# Upper Potomac (yakking) - 6/21/08



## Hannibal (Aug 10, 2007)

Spent some time on the in-laws property over the weekend and took along the kayaks to yak-fish the Upper Potomac.

Put in about 5-8 miles north of Paw Paw on Rt 9 at around 10:30AM. It was one of the C&O locks that dumps you out into the Potomac. 

Water was CRYSTAL clear and a touch chilly. But it was the perfect temperature for a dip after yakking any distance.

Saw quite a few people flinging ultra-lights on the banks. I let my little brother in law use my OK Prowler 13 while my other buddy brought along his Old Towne sit inside fishing yak. Ultimately, he preffered Bud Light to fishing (can't blame him).

I was tossing a small 3" curly tail white grub with a weedless hook and a small split shot sinker about 8" up the line. 

Caught my first small mouth while paddling and trolling the line behind me. He may have been about 10" at best. Ended up catching another like this later (trolling). My brother in law was fishing a chartreuse grub and ended up catching 2 small smallies by slowly casting/retrieving.

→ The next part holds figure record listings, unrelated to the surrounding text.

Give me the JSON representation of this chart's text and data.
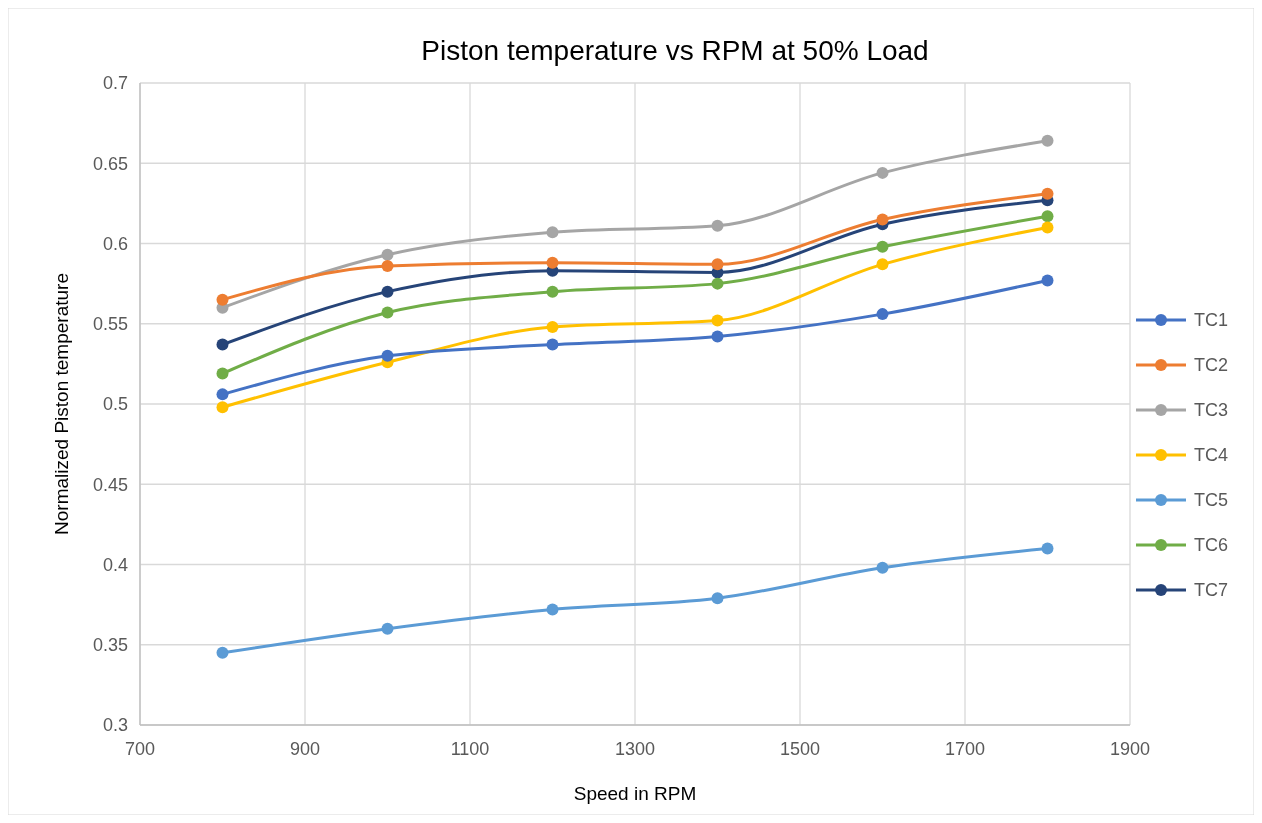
{
  "chart_data": {
    "type": "line",
    "title": "Piston temperature vs RPM at 50% Load",
    "xlabel": "Speed in RPM",
    "ylabel": "Normalized Piston temperature",
    "x": [
      800,
      1000,
      1200,
      1400,
      1600,
      1800
    ],
    "xlim": [
      700,
      1900
    ],
    "xticks": [
      700,
      900,
      1100,
      1300,
      1500,
      1700,
      1900
    ],
    "ylim": [
      0.3,
      0.7
    ],
    "yticks": [
      0.3,
      0.35,
      0.4,
      0.45,
      0.5,
      0.55,
      0.6,
      0.65,
      0.7
    ],
    "grid": true,
    "legend": "right",
    "marker": "circle",
    "line_style": "solid",
    "series": [
      {
        "name": "TC1",
        "color": "#4472c4",
        "values": [
          0.506,
          0.53,
          0.537,
          0.542,
          0.556,
          0.577
        ]
      },
      {
        "name": "TC2",
        "color": "#ed7d31",
        "values": [
          0.565,
          0.586,
          0.588,
          0.587,
          0.615,
          0.631
        ]
      },
      {
        "name": "TC3",
        "color": "#a5a5a5",
        "values": [
          0.56,
          0.593,
          0.607,
          0.611,
          0.644,
          0.664
        ]
      },
      {
        "name": "TC4",
        "color": "#ffc000",
        "values": [
          0.498,
          0.526,
          0.548,
          0.552,
          0.587,
          0.61
        ]
      },
      {
        "name": "TC5",
        "color": "#5b9bd5",
        "values": [
          0.345,
          0.36,
          0.372,
          0.379,
          0.398,
          0.41
        ]
      },
      {
        "name": "TC6",
        "color": "#70ad47",
        "values": [
          0.519,
          0.557,
          0.57,
          0.575,
          0.598,
          0.617
        ]
      },
      {
        "name": "TC7",
        "color": "#264478",
        "values": [
          0.537,
          0.57,
          0.583,
          0.582,
          0.612,
          0.627
        ]
      }
    ]
  }
}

After about 45 minutes, I had flung my legs over the side of my yak (OK Prowler Big Game) and was drifting down the river. I had casted the grub back bahind me and was letting it bounce on the bottom of the river. My line ended up going tight and I thought I was hung up til the line started moving side to side. Definately was a fish on and he was pulling drag off my little ultra light. I had to play with it a bit to prevent snapping the line (4# test) and let the fish tire himself out before hauling him in. Great fight.

It ended up being a personal best smallie for me. Never got a length measurement on it cause I left my tape at home. However, I did take a picture with my own Bud Light can next to the fish for scale. I am guessing 16-18" +/-. Good weight to him to. For additional scale - I am 6'5" and about 285lbs. 

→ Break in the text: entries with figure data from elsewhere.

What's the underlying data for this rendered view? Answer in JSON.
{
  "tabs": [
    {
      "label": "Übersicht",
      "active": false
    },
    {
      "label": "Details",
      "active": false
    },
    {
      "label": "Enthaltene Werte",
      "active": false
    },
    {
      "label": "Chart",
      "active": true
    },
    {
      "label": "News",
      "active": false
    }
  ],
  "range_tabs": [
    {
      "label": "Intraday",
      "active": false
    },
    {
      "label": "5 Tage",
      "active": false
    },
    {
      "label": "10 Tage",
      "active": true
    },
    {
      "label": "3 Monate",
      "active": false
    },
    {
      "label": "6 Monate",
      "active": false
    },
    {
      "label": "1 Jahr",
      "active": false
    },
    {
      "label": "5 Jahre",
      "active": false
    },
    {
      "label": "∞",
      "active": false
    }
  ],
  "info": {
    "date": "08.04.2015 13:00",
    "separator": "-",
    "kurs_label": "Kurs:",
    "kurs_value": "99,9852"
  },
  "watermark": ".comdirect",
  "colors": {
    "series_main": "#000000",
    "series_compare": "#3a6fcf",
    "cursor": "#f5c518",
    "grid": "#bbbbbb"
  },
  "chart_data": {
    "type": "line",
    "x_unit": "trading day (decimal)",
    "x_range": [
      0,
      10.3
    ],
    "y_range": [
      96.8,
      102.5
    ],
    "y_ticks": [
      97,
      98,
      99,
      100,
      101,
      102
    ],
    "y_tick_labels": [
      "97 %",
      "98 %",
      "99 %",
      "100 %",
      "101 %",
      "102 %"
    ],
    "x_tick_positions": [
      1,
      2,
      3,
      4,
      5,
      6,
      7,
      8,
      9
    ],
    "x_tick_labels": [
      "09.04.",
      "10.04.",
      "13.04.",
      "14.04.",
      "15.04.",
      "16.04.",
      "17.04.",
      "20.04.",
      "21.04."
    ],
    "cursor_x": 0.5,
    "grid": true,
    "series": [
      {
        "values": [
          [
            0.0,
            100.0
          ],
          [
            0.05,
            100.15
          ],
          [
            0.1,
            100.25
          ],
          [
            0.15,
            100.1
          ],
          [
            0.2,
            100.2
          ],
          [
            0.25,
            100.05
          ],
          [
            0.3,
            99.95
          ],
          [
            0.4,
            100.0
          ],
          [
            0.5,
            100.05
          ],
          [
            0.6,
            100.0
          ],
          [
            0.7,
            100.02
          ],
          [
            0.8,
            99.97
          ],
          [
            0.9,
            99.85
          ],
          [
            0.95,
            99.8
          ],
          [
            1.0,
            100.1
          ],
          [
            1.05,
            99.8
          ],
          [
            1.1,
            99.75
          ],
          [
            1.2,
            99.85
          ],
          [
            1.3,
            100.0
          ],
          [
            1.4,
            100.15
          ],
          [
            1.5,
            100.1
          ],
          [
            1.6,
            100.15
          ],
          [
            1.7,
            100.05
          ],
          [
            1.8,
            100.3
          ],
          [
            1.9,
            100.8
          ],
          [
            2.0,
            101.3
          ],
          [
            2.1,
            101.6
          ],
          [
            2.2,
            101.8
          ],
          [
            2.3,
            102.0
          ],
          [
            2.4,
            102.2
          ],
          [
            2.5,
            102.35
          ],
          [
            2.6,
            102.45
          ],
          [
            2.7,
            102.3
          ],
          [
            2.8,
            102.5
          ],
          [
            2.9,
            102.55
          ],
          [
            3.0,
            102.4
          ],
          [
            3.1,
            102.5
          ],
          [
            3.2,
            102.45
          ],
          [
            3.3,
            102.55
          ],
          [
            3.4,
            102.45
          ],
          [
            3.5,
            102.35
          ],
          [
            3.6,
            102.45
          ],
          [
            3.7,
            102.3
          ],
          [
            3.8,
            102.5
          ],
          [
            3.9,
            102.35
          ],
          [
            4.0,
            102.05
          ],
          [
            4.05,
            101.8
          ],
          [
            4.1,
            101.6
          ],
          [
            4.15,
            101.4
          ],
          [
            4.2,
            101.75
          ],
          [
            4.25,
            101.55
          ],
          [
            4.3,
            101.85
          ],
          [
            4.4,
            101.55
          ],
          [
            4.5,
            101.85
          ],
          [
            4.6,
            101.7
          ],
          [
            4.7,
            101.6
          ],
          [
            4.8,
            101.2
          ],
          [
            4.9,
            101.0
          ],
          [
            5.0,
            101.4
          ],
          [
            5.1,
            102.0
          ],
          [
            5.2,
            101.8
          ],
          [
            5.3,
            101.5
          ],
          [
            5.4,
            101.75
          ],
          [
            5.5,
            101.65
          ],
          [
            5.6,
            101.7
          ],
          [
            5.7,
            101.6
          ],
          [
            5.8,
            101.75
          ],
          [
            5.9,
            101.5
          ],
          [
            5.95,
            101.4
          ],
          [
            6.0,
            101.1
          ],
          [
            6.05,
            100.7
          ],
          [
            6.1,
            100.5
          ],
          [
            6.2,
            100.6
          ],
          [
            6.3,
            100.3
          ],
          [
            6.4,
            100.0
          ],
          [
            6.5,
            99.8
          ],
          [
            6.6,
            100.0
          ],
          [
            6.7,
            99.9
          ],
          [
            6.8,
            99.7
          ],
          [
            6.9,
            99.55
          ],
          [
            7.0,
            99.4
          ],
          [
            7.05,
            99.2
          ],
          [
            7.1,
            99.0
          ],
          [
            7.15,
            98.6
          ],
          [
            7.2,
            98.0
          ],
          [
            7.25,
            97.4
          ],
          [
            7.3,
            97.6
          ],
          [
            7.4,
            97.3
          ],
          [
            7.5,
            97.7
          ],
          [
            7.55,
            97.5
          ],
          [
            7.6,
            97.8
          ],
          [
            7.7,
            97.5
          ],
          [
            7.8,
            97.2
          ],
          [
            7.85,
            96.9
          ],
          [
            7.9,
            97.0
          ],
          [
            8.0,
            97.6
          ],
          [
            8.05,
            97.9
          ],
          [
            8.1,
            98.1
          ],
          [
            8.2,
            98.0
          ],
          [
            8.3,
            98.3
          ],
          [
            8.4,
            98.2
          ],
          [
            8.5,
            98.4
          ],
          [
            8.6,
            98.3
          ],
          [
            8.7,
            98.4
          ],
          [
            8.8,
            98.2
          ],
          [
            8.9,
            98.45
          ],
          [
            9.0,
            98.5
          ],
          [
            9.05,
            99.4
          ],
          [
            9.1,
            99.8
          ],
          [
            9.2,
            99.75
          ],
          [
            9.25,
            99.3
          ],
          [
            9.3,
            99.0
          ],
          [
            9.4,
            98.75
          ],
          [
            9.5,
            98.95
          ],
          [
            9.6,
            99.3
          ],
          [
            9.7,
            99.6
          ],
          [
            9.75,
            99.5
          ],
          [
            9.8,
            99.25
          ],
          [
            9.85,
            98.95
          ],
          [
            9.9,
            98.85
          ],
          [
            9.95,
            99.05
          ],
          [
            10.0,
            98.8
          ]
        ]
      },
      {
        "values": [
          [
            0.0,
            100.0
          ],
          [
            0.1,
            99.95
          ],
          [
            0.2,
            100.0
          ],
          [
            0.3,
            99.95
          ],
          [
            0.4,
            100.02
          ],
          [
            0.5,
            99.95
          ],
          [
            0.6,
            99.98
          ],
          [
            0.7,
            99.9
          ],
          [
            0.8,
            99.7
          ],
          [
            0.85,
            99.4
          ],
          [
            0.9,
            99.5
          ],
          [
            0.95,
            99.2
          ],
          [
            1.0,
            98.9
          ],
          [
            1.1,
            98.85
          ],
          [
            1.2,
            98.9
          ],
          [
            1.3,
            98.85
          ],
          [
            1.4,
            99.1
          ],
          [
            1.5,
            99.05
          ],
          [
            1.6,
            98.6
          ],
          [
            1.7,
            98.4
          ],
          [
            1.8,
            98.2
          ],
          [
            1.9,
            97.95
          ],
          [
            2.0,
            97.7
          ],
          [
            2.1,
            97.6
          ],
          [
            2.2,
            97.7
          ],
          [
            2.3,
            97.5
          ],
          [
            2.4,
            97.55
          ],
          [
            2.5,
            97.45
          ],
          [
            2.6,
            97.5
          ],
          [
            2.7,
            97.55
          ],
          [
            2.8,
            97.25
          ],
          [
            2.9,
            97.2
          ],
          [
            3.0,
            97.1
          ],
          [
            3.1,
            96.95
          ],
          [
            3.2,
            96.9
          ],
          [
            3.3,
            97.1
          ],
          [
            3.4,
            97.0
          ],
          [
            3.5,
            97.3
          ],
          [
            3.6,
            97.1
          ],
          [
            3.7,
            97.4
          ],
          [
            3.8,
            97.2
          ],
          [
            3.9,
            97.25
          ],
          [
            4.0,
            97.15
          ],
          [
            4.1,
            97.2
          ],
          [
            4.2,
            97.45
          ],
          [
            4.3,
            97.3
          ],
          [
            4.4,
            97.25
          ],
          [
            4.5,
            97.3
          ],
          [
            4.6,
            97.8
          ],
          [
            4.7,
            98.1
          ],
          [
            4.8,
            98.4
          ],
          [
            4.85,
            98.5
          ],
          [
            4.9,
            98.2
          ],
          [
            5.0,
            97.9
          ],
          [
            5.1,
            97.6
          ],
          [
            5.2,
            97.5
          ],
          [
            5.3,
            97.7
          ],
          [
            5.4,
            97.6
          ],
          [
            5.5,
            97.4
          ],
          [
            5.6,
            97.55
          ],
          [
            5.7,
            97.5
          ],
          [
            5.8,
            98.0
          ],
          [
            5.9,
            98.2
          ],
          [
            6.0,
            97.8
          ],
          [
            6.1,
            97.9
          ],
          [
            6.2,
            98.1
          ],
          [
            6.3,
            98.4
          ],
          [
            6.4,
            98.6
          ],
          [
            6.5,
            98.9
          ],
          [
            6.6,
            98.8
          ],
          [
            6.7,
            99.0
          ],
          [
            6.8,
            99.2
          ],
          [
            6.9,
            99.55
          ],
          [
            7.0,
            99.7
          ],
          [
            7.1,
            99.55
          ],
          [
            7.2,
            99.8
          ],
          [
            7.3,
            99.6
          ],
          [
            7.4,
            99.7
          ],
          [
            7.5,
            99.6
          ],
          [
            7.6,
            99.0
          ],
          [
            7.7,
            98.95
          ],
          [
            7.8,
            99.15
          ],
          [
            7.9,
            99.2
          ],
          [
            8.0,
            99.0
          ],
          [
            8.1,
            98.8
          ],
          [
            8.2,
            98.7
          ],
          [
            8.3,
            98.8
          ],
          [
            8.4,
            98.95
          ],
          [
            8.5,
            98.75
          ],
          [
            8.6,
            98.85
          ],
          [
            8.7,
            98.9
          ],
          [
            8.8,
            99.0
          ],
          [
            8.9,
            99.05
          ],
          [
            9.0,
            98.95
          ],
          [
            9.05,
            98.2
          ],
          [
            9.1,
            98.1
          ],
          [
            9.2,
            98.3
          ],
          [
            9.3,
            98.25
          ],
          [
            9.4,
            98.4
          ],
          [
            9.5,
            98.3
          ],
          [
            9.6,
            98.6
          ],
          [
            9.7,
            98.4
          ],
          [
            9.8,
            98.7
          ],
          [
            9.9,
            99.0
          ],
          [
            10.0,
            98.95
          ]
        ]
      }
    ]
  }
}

It was hooked deep so I had to cut the line above the hook. He was set free and did swim away though.

Anyhow, didn't get much action for the next 1/2 hour and we were running behind in our schedule due to exploring the shore line and parking the yaks for a swim.

Did have a couple other highlights though. Saw a racoon chase a big turtle down the back into the water. It looked like the raccoon was limping and it's not normal to see one out during broad daylight so I am thinking "rabies."

Also saw what we thought to be a water snake while out "boating" later in the afternoon. It ended up being a brown squirell who fell in to the river I guess and decided to swim across to the other side.










I don't want to kill the bandwidth here so I will just post the links below. Not much "fishing" pics but cool pics none the less. Nice scenery. Was a perfect day to drift/yak on the river. Good way to kill a Saturday. Even got a few of another P&S member "GTODave" and his lovely wife on the power canoe (cheating IMO).

http://i88.photobucket.com/albums/k163/WSigafoose/100_5597.jpg
http://i88.photobucket.com/albums/k163/WSigafoose/100_5599.jpg
http://s88.photobucket.com/albums/k163/WSigafoose/?action=view&current=100_5601.jpg
http://s88.photobucket.com/albums/k163/WSigafoose/?action=view&current=100_5603.jpg
http://s88.photobucket.com/albums/k163/WSigafoose/?action=view&current=100_5604.jpg
http://s88.photobucket.com/albums/k163/WSigafoose/?action=view&current=100_5609.jpg
http://i88.photobucket.com/albums/k163/WSigafoose/100_5627.jpg
http://i88.photobucket.com/albums/k163/WSigafoose/100_5625.jpg
http://i88.photobucket.com/albums/k163/WSigafoose/100_5629-1.jpg
http://i88.photobucket.com/albums/k163/WSigafoose/100_5631.jpg
http://i88.photobucket.com/albums/k163/WSigafoose/100_5644.jpg
http://i88.photobucket.com/albums/k163/WSigafoose/100_5645.jpg
http://i88.photobucket.com/albums/k163/WSigafoose/100_5646.jpg


----------



## Fishbreath (Nov 11, 2004)

Nice pics Hannibal! I'd forgotten just how beautiful the river is up that way. Can't wait till I get my canoe!!!


----------



## surfchunker (Apr 10, 2006)

*looks like a great trip*

glad you had a great trip up here in my part of the country


----------



## iammetalcore (Mar 26, 2008)

Where did you put in at up there? Looks like a beautiful area!


----------



## Hannibal (Aug 10, 2007)

iammetalcore said:


> Where did you put in at up there? Looks like a beautiful area!


It was part of the C&O canal. We followed Rt 9 north out of Paw Paw, VA for about 5-10 minutes. It was one of the locks ......... some Aquaduct (Town Creek?). Something like Lock 67 or 68.


----------



## GrownManRunnin (Apr 8, 2007)

How did the bloody Bud Light taste???


----------



## RuddeDogg (Mar 20, 2004)

Looks like ya had a great trip.


----------



## Hannibal (Aug 10, 2007)

GrownManRunnin said:


> How did the bloody Bud Light taste???



Does it ever taste bad? LOL. 

We had my brother in law carry a cooler on the back on his kayak since he was the little man on the trip (his boat could handle the extra weight). So when we got thirsty, we'd call for him and he'd deliver. Nothing better then drifting down the river while sipping a cold one.:fishing::beer:


----------



## gtodave (Mar 19, 2008)

Hannibal said:


> Even got a few of another P&S member "GTODave" and his lovely wife on the power canoe (cheating IMO).
> 
> http://s88.photobucket.com/albums/k163/WSigafoose/?action=view&current=100_5609.jpg
> http://i88.photobucket.com/albums/k163/WSigafoose/100_5627.jpg


Don't hate on the electric canoe 

Thanks for the pics...it was a good time. Next time we'll be up in time for the "long" run.


----------



## Hannibal (Aug 10, 2007)

Going again this weekend I think. Shooting to head up early Friday morning. Trying to be on the water by early afternoon Friday and then again Saturday.


----------



## dckhd247 (Sep 9, 2003)

Fished last Saturday up there from Old Town, MD down to Paw Paw... Just posted in another thread about the 40-50 smallies we caught but here is a pic of a nice bonus... I'm 300 so I put this fish somewhere between 7-8...


----------



## Hannibal (Aug 10, 2007)

PM sent!! LOL.


----------